Fire rated, as the name suggests, means that a product has been evaluated to determine relative flame spread and smoke developed indices. Based on these indices, a rating is developed for the product. Fire-rated above ground fuel tanks typically have a variety of design features including interstitial space, double skin design, insulation, steel thickness, engineering approvals, and many more properties so when fire-tested or multi-hazard tested it either meets or surpasses testing, therefore certifying it in the field.

AS 1530.4 outlines the grading period, in minutes, for:

(a) structural adequacy;

(b) integrity; and

(c) insulation;

This grading or certification is expressed in that order, in minutes, like so: (60/60/30).

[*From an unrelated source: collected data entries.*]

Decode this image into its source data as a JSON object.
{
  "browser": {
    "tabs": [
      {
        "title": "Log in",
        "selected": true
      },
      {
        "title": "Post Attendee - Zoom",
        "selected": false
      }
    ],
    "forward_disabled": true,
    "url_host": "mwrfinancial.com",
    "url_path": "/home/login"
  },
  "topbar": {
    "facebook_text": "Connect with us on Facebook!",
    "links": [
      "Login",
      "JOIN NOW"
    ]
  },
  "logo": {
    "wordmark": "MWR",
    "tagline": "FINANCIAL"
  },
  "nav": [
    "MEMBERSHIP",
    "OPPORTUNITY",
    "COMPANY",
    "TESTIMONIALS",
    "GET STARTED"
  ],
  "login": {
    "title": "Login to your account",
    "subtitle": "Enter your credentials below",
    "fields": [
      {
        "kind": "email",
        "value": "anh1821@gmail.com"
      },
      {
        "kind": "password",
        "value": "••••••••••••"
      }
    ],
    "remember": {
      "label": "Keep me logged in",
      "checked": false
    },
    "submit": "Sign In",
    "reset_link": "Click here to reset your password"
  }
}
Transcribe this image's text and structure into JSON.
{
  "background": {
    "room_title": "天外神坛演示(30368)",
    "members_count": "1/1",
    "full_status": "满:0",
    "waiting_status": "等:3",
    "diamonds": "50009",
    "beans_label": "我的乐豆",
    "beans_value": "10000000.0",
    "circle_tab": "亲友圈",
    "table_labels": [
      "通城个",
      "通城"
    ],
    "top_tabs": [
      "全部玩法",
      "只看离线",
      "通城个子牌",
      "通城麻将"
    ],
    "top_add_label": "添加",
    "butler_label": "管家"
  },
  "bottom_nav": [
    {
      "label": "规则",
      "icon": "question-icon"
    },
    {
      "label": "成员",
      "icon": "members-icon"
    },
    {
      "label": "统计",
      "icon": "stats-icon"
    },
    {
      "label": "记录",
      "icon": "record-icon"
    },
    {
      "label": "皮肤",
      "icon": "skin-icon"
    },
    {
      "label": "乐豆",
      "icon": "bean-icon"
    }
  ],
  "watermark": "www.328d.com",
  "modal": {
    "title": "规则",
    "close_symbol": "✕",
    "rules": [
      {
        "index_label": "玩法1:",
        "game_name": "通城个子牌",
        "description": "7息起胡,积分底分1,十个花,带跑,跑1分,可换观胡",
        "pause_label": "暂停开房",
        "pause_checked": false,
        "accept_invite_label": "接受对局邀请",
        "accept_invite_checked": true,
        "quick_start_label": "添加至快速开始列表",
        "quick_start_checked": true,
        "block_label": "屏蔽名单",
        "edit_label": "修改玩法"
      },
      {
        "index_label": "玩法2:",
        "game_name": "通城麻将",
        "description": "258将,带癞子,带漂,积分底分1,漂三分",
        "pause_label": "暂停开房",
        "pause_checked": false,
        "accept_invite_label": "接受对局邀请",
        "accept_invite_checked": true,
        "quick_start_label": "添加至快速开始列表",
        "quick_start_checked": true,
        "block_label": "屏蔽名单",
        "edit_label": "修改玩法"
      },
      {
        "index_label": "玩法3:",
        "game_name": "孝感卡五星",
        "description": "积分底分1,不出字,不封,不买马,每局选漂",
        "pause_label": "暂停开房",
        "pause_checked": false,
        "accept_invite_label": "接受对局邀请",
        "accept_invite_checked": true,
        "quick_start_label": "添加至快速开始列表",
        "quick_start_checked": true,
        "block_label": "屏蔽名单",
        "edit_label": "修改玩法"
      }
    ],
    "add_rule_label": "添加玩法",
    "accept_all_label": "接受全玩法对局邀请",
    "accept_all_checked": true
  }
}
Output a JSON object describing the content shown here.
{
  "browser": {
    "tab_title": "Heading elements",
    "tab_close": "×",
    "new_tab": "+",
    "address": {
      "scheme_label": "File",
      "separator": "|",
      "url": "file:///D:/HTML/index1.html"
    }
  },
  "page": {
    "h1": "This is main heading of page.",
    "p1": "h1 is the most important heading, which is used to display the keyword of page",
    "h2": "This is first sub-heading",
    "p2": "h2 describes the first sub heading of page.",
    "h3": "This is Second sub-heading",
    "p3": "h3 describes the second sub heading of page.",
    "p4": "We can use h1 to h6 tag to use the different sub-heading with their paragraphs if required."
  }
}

This indicates it has 60 minutes of structural adequacy, 60 minutes of integrity, and 30 minutes of insulation, to withstand a fire. This could be for a building product such as cladding used in construction.

A 4-hour fire rating looks like this: (240/240/240), 240 minutes equalling 4 hours.

Fuelchief fire rated tank SuperVault
Tank that is fire resistant image


A fire-resistant rating typically means the duration for which a passive fire protection system can withstand a standard fire resistance test. This can be quantified simply as a measure of time, or it may entail a host of other criteria, involving other evidence of functionality or fitness for purpose.

A storage tank that is designed and constructed to provide fire resistant protection, is in accordance with criteria in a recognized fire code. For example, a 2-hour fire resistance test such as that to meet UL2080 specifications or SwRi 97-04 generally requires that when exposed to fire, during a period of not less than 2 hours or such an above ground tank must prevent the release of liquid (such as fuel), failure of the tank itself, failure of the tank’s supporting structure, and impairment of the venting system.

In short, it is acceptable for the fuel to catch fire as long as the tank structure stays together, the primary or inner tank does not leak, and emergency vent works to prevent explosion.

A 2 hour fire-resistant tank has the notation (120/120/ – ) – it does not have insulation so does not have a rating for the third digit (the final 120).

Depending on the use of your above ground fuel tank, whether it is to store diesel or petrol, there are factors that need to be considered so as you can make an informed decision on whether to go fire rated or fire resistant.


Key defining factors for Fire Rated Above Ground Fuel Tank

  1.  A 4-hour fire rated tank has the notation (240/240/240), most importantly it has a rating for the last class which is insulation. This tank would be fully compliant to AS1940.
  2. The contents of the tank are protected in the event of a fire, and the tank has a rating in which the contents (fuel) do not catch fire up to a certain time, in minutes
  3. The tank has an emergency vent or vents to prevent the tank from exploding in a fire occurrence.



Key Defining Features for Fire Resistant Fuel Tank

  1.  A 2-hour fire resistant tank has the notation (120/120/ – ), as it does not have insulation it does not have a rating for the third digit.
  2.  the structure and integrity of the tank is rated, however there is no rating for how the contents (fuel) will perform in a fire.
  3. The tank has an emergency vent or vents to prevent the tank from exploding in a fire occurrence.